Ringing in the Wood Horse


Lunar New Year celebrations are abundant, colourful, and all about family.

It’s one of the biggest holidays on the planet, setting hundreds of millions of people into motion. All across eastern Asia, they travel back to their home towns to be with their relatives, to put up decorations, to feast on traditional foods, and to hand out sweets and packets of cash.

 In China, it’s called Chunjie (literally “Spring Festival”), in Vietnam it’s Tet, and Singapore celebrates it as “Lunar New Year.” But whatever the local name, the New Year’s celebrations provide an excellent window into one of the world’s oldest cultures.

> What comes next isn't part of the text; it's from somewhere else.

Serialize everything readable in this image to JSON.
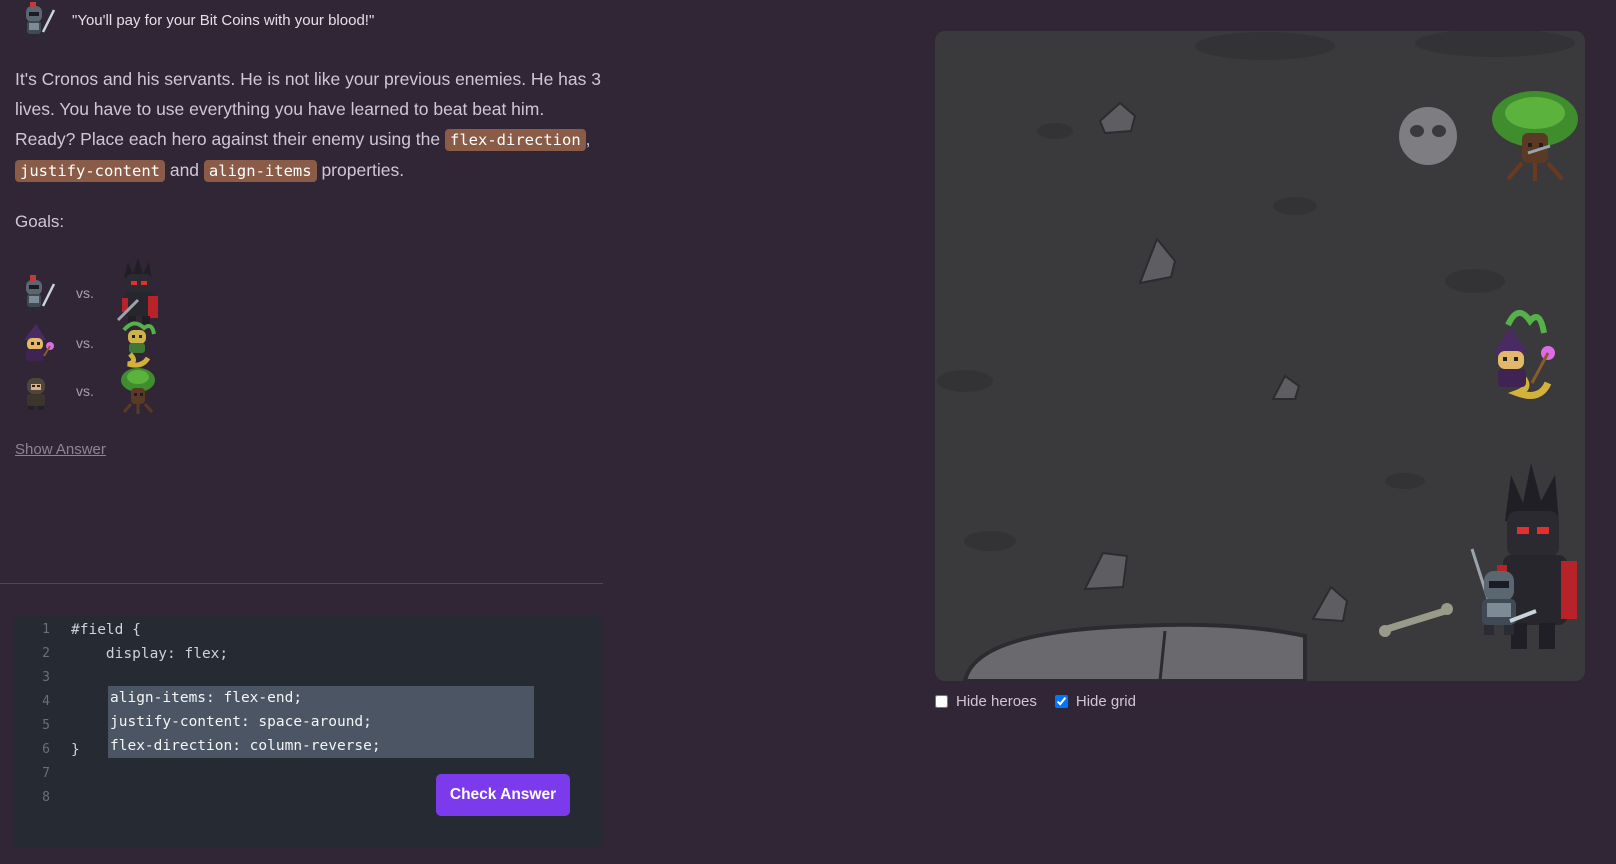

The Chinese calendar, thousands of years old, features 12 animals and five elements: fire, water, wood, metal, and earth. Together the animals and elements form a 60-year cycle in which January 31, 2014, will see the start of the Wood Horse Year. Because it’s a lunar calendar, the exact date of the New Year’s celebration shifts from year to year, as seen from the perspective of the Gregorian solar calendar, but it always falls in January or February.

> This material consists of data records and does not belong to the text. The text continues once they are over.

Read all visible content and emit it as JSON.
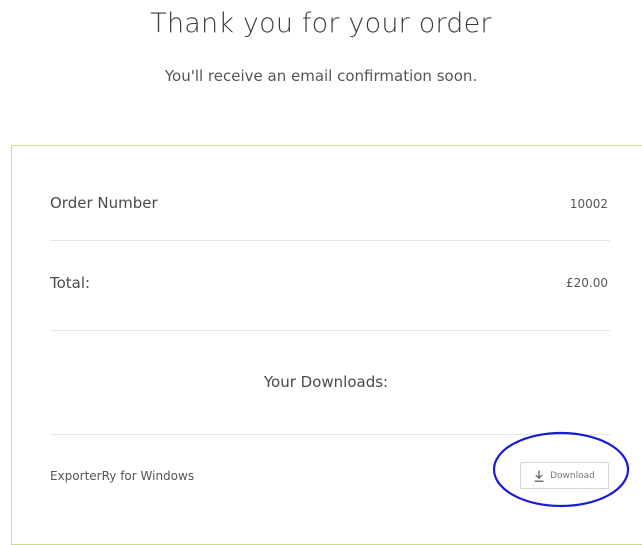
{
  "header": {
    "title": "Thank you for your order",
    "subtitle": "You'll receive an email confirmation soon."
  },
  "order": {
    "number_label": "Order Number",
    "number_value": "10002",
    "total_label": "Total:",
    "total_value": "£20.00"
  },
  "downloads": {
    "heading": "Your Downloads:",
    "items": [
      {
        "name": "ExporterRy for Windows",
        "button_label": "Download",
        "button_icon": "download-arrow-icon"
      }
    ]
  },
  "annotation": {
    "highlight_color": "#1a1ad6",
    "accent_border_color": "#c9dc86"
  }
}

“Chinese New Year’s for me is about gathering with family and visiting the oldest family members to show respect,” says Kylie Lee, Finnair Cargo’s sales manager in Hong Kong. “We start preparing a week in advance. We cook a special home-made pudding, buy flowers, and clean up our flats.” 

Decked out in red

But flowers are just the beginning; celebrating properly involves a long shopping list, on which most items are some shade of red, orange, or yellow, the traditional colours of good fortune. People buy red posters and decorations, fake red firecrackers, and willow catkins. They pick up a plentiful supply of mandarin oranges, pomelos (a citrus fruit), sausages, and even something called “waxed duck.” They buy little red envelopes into which they’ll put small-denomination banknotes—red ones, if possible—and present them to any young, unmarried friends and relatives that they meet during the first 15 days of the new year. They stock up on sweets to serve to visitors. To symbolize the fresh beginning that the new year brings, they might also buy new clothes and shoes and even get a haircut.

In addition to shopping, another important preparation, as Ms. Lee notes, involves cleaning one's home from stem to stern. This serves to sweep out the bad luck from the year that’s about to end. Conversely, brooms and dustpans must not be used during the first several days of the new year because they might accidentally sweep away good luck coming into the home. If for some reason a person absolutely must sweep during the New Year’s celebrations, superstition says the dirt should be pushed into a corner and left there, to be disposed of only after the fifth day.

An abundant beginning

When Lunar New Year’s Eve finally arrives, the big event is the reunion dinner, at which all the members of a family crowd around a table crammed with food. Traditionally the reunion dinner features ten courses, including many dishes chosen as much for their symbolism as for their taste. For example, there is usually always one fish course because the Chinese word for “fish” sounds almost the same as the word for “abundance,” something everybody hopes to have in the year ahead.

After finishing the reunion dinner, many people go and pray at a temple, and when midnight rolls around, there is almost always a public fireworks display to be enjoyed. Fireworks were invented by the Chinese more than a millennium ago, and although they are now banned for individual use even in many parts of China, they are an indispensable part of all major celebrations, a means of scaring away evil spirits who are believed to be afraid of bright lights and loud noises.

The daughter of Stella Liu, Finnair Cargo’s sales manager in Beijing, was born in the Year of the Horse and will turn 12 this year. “We’ll buy red socks, red underwear, and a red belt for her. It’s an old custom: you need to buy red things for somebody who was born in the same animal year. Red can prevent bad luck and bring wealth and good health,” says Liu.

Finnair Cargo would like to take this opportunity to wish its customers wealth and good health in the Year of the Wood Horse – all 384 days of it! Because the Chinese calendar is based on the moon, not the sun, the next year won’t start until February 19, 2015; that’s when the Wood Horse trots out the door and the Wood Sheep strolls in.